Food truck for Fido: New Seattle business caters to canines

In this April 5, 2016 photo made with a fish-eye lens, Dawn Ford, owner of the Seattle Barkery, a food truck specializing in treats for dogs, works in the truck during the lunch hour at the headquarters for the clothing and skateboard retailer Zumiez, in Lynnwood, Wash. They rolled into operation 10 months ago, serving dogs at Seattle-area dog parks, office building parking lots, farmer’s markets and private events. (AP Photo/Ted S. Warren)

SEATTLE (AP) — Stand on any block around lunchtime near Amazon.com’s downtown Seattle headquarters and there are two common sights: people walking their dogs and people buying lunch at food trucks.

The scene offers a window into Seattle’s infatuations with dogs (and cats), which outnumber children here, and the maturing roaming food truck market.

Now, one truck is combining both by catering to humankind’s best friend.

“It kind of seems natural that now that we’ve conquered the people food truck market that we bring that to our faithful furry friends,” Janelle Harding said.

Harding is a customer of The Seattle Barkery, a food truck that serves dogs and their owners in Seattle-area dog parks, office building parking lots, farmer’s markets and private events. It rolled into operation 10 months ago.

“I think there is definitely a market for more things like that . where human and canine activities are combined. You don’t want to always leave them at home or leave them in the car,” said Dawn Ford, who owns and operates the truck with her husband, Ben.

By Dawn Ford’s count, their truck is one of just a handful in the country that caters to canines.
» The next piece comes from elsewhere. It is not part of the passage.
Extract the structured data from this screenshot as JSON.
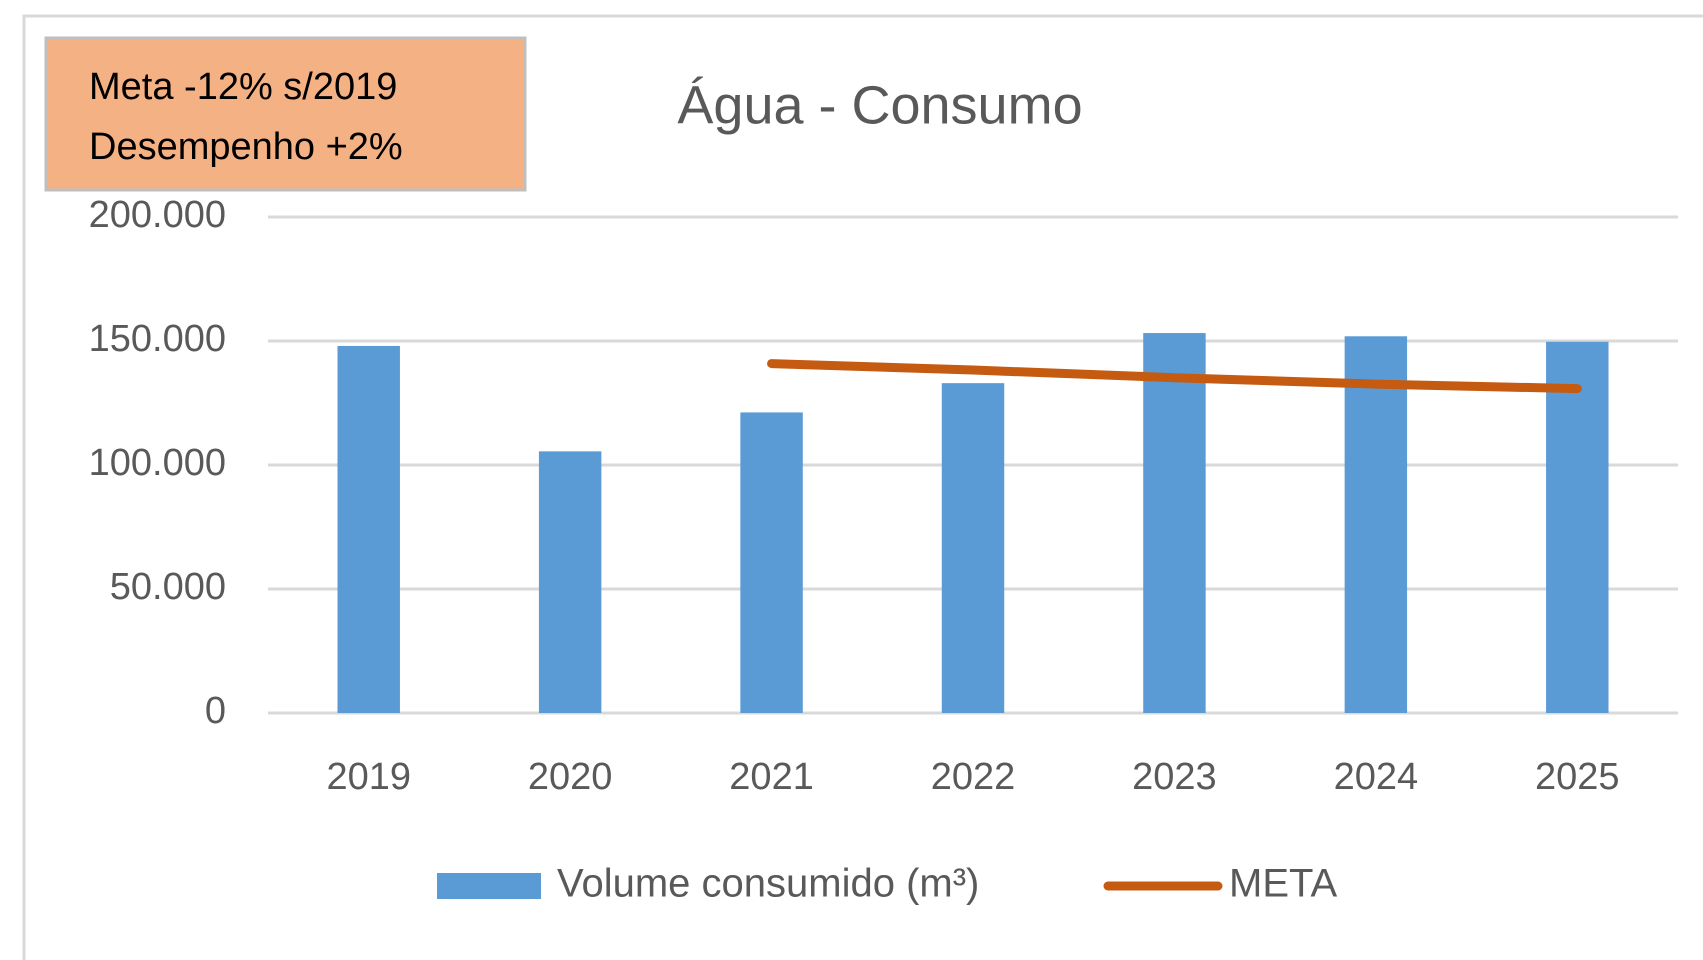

The concept is new and rare enough that dogless people occasional misunderstand and purchase a treat.

“They end up ordering something, and they seem weirded out by it,” Ford said.

Popular offerings include air-fried chicken feet and duck neck, cupcakes with bacon rebranded “pupcakes,” mini cheesy doughnuts, pumpkin pretzels and peanut butter-banana cookies.

“Peanut butter is like a must,” Harding said after buying treats for her pug, Stella.

Ford worked at one of Seattle’s dog-friendly bars, then became a dog walker and began cooking her own treats for customers following a rash of product recalls.

“All of our treats are soft,” she said. “All of our treats aren’t filled with ingredients you can’t pronounce.”

Giving dogs homemade treats rather than processed ones is deeply important to Ford.

“What we feed our animals reflects their health,” Ford said. “Animals’ lives are short. If we can feed them good quality products . why wouldn’t you?”